Der zweite Sieg von Max Verstappen in Folge bringt jetzt zusätzlich Druck ins Spiel. Wird die Fahrer-WM nun doch wieder zum Dreikampf? Der Weltmeister hat zwar immer noch 69 Punkte Rückstand auf Oscar Piastri und 44 Zähler auf Lando Norris, doch das ist für McLaren-Teamchef Andrea Stella keine Beruhigungspille: "Schreibt es euch in Großbuchstaben auf: Max ist ein WM-Kandidat!"

Der Italiener lieferte auch gleich die Erklärung dafür, warum man Verstappen nie abschreiben darf. "Weil es Max ist. Weil er nicht umsonst vierfacher Weltmeister geworden ist. Weil sich unsere beiden Fahrer die Punkte gegenseitig wegnehmen." McLaren lässt Norris und Piastri trotzdem gegeneinander fahren und will sich erst auf einen festlegen, "wenn für alle klar ist, dass nur noch einer von ihnen eine echte Chance hat."

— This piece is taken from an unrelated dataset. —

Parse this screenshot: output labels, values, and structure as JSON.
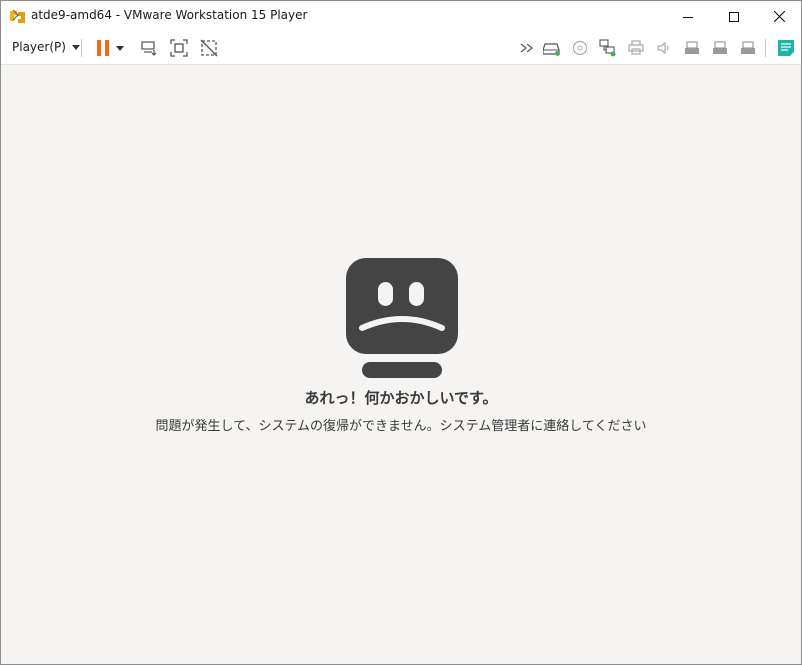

McLaren-Duell gut für Verstappen

Der Punkt liegt laut Stella noch in weiter Ferne. Aber er könnte kommen. So wie letztes Jahr, als man Piastri nach dem GP Singapur bat, im Ernstfall für seinen Teamkollegen zurückzutreten. Der Australier willigte unter der Voraussetzung ein, dass Norris das gleiche für ihn tun muss, sollten die Vorzeichen einmal andersherum stehen. In diesem Jahr haben beide McLaren-Fahrer gute Chancen auf den Titel. Und sollte das bis zum Schluss so bleiben und die Papaya-Rules Verstappen vielleicht den Titel zuspielen, dann müsse man das ertragen können, sagt Stella.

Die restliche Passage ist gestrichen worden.